気象学
海上実況気象通報式と気象通報の仕組み
気象観測点や船舶からの気象状況を記号化して伝達する気象通報式の種類や、地上・海上・航空分野における実況気象通報について解説します。
📌 主なポイント
- ✓気象通報式は観測点の気象状況を記号化し、国際的・国内的に気象データを伝達するためのデータ形式である。
- ✓海上実況気象通報式(SHIP)は、基本的なフォーマットが地上実況気象通報式(SYNOP)と同一でありながら、観測地点の位置情報が付加されている。

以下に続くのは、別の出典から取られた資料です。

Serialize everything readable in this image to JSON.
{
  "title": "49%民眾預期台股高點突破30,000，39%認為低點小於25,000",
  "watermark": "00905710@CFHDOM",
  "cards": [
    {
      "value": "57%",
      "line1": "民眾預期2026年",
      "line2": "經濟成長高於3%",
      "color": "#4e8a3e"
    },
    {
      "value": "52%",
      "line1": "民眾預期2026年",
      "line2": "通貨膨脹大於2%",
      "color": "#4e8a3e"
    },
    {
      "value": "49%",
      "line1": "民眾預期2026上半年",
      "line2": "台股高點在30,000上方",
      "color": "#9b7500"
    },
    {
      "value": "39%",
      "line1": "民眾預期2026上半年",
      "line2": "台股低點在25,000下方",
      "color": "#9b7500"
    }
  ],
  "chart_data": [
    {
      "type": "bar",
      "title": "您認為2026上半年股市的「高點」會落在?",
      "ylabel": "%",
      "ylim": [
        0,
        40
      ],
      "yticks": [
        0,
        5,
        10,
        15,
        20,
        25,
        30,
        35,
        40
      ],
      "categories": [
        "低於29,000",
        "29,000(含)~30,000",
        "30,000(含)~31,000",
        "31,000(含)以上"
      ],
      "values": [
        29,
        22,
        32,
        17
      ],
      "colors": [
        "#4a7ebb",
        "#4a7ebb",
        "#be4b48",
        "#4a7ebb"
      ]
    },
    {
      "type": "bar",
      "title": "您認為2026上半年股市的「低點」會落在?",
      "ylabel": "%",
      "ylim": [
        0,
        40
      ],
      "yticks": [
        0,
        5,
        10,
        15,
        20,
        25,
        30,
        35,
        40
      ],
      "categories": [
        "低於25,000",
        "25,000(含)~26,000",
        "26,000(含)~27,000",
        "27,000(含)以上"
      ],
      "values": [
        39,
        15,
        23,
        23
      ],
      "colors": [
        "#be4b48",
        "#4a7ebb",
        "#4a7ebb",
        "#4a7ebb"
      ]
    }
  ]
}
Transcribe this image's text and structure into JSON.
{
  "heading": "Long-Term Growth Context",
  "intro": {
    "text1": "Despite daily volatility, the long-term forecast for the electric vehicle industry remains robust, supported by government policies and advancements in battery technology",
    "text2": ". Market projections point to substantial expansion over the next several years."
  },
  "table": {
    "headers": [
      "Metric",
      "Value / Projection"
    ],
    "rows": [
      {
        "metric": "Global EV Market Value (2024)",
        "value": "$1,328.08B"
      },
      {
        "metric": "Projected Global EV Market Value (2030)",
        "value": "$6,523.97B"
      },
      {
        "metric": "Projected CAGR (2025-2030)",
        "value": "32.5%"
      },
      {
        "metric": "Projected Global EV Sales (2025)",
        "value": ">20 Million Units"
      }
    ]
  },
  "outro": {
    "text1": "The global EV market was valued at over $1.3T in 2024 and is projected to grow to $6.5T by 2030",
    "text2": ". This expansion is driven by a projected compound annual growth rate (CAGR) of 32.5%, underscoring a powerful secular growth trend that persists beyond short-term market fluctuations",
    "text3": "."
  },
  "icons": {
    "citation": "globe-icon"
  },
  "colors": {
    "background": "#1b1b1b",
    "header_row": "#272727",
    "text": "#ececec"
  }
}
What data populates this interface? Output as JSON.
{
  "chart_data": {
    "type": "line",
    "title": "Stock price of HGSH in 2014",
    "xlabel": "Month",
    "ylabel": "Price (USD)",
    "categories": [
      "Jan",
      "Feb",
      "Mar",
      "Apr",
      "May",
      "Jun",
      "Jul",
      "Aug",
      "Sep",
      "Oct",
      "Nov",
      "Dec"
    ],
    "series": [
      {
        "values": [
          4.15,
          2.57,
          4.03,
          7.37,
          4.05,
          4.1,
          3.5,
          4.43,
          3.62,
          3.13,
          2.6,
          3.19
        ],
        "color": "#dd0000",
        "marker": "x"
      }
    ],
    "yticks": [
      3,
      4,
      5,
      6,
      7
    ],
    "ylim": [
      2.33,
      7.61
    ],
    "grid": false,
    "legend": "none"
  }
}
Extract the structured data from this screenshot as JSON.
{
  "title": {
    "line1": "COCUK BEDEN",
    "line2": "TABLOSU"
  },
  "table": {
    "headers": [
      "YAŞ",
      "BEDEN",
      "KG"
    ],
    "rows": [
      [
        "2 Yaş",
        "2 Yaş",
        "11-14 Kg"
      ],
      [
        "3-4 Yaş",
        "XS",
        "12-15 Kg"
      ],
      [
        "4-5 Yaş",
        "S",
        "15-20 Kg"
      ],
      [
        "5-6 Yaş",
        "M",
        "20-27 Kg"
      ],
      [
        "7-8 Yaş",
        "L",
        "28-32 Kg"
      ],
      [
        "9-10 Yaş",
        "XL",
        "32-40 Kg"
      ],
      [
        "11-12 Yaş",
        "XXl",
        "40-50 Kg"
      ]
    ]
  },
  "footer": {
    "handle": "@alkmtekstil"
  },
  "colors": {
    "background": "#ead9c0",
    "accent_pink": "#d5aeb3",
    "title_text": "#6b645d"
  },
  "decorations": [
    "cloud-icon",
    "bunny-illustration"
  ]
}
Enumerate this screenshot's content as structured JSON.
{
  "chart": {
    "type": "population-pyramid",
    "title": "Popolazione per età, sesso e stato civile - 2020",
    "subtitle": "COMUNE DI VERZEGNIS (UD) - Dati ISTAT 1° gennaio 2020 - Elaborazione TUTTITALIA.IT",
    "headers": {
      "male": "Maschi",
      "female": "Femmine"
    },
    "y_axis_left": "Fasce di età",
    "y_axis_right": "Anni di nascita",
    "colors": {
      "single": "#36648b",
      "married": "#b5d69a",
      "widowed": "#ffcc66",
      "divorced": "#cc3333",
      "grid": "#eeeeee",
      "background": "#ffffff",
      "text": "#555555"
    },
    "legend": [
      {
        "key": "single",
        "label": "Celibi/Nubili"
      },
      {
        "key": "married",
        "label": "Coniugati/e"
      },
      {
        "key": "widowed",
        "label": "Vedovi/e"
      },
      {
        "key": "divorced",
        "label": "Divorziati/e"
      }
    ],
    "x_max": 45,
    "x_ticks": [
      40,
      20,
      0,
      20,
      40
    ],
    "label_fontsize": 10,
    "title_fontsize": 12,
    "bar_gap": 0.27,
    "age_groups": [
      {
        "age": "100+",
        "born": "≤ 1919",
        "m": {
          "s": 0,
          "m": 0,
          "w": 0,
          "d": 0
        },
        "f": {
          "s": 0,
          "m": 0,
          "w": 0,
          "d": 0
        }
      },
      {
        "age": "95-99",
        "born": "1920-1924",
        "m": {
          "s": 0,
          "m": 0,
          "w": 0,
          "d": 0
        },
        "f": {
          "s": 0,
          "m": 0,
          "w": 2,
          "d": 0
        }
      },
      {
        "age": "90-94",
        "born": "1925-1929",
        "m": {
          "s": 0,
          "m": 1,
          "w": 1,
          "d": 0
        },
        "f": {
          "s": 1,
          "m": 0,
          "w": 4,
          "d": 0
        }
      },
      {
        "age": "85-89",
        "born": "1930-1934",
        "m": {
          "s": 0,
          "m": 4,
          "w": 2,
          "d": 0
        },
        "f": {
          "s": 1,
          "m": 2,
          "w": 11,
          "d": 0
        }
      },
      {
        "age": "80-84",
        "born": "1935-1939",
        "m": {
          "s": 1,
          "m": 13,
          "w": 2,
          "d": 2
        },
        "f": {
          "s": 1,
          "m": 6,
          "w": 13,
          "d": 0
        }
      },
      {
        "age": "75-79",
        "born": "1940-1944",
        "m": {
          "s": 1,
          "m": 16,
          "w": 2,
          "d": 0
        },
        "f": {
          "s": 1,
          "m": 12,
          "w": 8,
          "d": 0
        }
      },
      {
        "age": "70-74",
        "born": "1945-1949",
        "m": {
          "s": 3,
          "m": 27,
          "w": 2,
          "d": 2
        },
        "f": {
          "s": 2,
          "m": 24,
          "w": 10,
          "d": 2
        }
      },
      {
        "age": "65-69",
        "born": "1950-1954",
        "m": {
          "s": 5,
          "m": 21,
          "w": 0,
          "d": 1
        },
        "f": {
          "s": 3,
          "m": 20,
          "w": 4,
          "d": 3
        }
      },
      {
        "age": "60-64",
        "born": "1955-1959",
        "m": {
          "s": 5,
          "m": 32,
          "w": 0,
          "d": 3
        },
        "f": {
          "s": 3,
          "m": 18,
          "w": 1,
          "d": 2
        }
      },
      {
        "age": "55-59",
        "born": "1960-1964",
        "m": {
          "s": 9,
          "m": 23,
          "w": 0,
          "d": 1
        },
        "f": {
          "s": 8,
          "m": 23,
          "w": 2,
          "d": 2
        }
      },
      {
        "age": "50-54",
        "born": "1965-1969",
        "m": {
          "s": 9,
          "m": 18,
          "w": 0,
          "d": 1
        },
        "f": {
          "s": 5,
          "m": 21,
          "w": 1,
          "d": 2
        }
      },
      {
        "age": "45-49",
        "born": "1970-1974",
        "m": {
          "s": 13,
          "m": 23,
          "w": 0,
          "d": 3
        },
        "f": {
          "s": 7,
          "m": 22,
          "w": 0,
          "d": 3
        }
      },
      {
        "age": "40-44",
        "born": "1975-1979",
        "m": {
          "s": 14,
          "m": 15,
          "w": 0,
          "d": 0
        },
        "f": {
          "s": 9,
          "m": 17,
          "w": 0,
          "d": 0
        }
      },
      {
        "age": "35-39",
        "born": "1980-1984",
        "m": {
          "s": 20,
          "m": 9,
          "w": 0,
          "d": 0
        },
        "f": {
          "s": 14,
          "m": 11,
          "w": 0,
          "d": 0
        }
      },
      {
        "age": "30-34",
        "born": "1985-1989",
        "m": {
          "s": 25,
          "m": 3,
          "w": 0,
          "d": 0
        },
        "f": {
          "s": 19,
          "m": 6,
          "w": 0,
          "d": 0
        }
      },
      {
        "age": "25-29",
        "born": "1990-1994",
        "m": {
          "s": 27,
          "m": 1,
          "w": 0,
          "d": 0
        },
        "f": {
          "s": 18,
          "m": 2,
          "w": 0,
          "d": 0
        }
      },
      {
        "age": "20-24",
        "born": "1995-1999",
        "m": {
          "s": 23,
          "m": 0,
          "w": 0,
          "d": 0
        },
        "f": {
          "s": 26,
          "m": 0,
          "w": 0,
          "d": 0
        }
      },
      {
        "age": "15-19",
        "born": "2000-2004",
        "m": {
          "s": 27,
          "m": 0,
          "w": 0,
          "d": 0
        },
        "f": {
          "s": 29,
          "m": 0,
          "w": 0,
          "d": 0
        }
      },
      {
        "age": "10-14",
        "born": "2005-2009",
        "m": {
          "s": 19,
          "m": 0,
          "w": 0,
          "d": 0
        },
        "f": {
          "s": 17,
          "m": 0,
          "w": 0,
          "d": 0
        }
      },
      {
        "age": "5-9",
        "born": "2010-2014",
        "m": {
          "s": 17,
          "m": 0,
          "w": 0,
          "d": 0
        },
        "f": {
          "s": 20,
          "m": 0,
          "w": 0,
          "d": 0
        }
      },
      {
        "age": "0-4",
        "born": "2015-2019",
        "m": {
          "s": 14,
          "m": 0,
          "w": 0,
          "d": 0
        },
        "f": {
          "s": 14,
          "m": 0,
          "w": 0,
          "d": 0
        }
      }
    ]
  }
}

- ✓航空分野ではMETARやSPECI、TAFなどの専門的な気象通報式が運航の安全のために用いられている。
気象通報式(きしょうつうほうしき)とは、各気象観測点における気象状況を一定の規則や記号化されたコードによって表現したデータである。世界各国や国際機関の間で気象データを円滑にやり取りするために利用されている。
気象通報式の種類
気象通報式には用途や観測対象に応じて多様な種類が存在する。主なものとして、陸上・海上・陸上移動を含む地上観測、ゾンデやウィンドプロファイラーなどを用いた高層観測のほか、航空機観測、衛星観測、海洋観測、放射能観測などが挙げられる。また、格子点資料(GPV)や月平均気候資料、地震観測資料(SEISMO)、バイナリー資料(GRIBやBUFER)、要素配列文字情報のCREXなども含まれる。
国際気象通報式と主なフォーマット
国際気象通報式は、世界気象機関(WMO)をはじめ、国際民間航空機関(ICAO)、国際海事機関(IMO)などが定めるコードに基づいて運用されている。気象情報のほか、原子力事故に関する放射能関連の情報を通知する電文も含まれる。
地上実況気象通報式 (SYNOP) と海上実況気象通報式 (SHIP)
地上実況気象通報式(SYNOP)は、地上の実況を報告する電文形式である。これに対し、海上実況気象通報式(SHIP)は、海上で船舶が行う気象観測の結果を通報するものであり、基本的なフォーマットはSYNOPと同一であるが、観測地点の位置情報が付加されている特徴を持つ。
航空気象通報式
航空分野では、各飛行場における観測状況や予報をデータ化するために専用の通報式が用いられる。
- METAR / SPECI: 定時飛行場実況気象通報式(METAR)および特別飛行場実況気象通報式(SPECI)は、航空機の離着陸等に不可欠な飛行場の現況を報告するものである。
- TAF: 運航用飛行場予報気象通報式であり、国際線を前提とした飛行場相互間の予報交換に用いられる。有効期間は地域により異なるが、最大30時間まで拡張されるなどの改定が行われてきた。
- TREND: METAR報に付加して通報される2時間程度の短期的な着陸用飛行場予報である。
- VOLMET: 飛行中の航空機の安全確保を目的として、主要空港の定時飛行場実況や予報、空域悪天情報(SIGMET)を無線で放送する通報式である。
- SCAN: 日本国内で、委託観測を行っている便数の少ない空港などで使用される国内独自の観測所実況気象通報式である。
よくある質問
気象通報式とは何ですか?
観測点の気象状況を記号化・コード化して表現したデータであり、国内外の気象機関や関係組織間で気象情報をやり取りするために利用されます。
地上実況気象通報式(SYNOP)と海上実況気象通報式(SHIP)の違いは何ですか?
基本的なフォーマットやデータ構造は同一ですが、海上実況気象通報式(SHIP)には観測地点の位置情報が付加されている点が異なります。
METARとはどのようなものですか?
定時飛行場実況気象通報式のことであり、航空分野の利用を主眼として各飛行場の定時の気象現況を報告するために用いられます。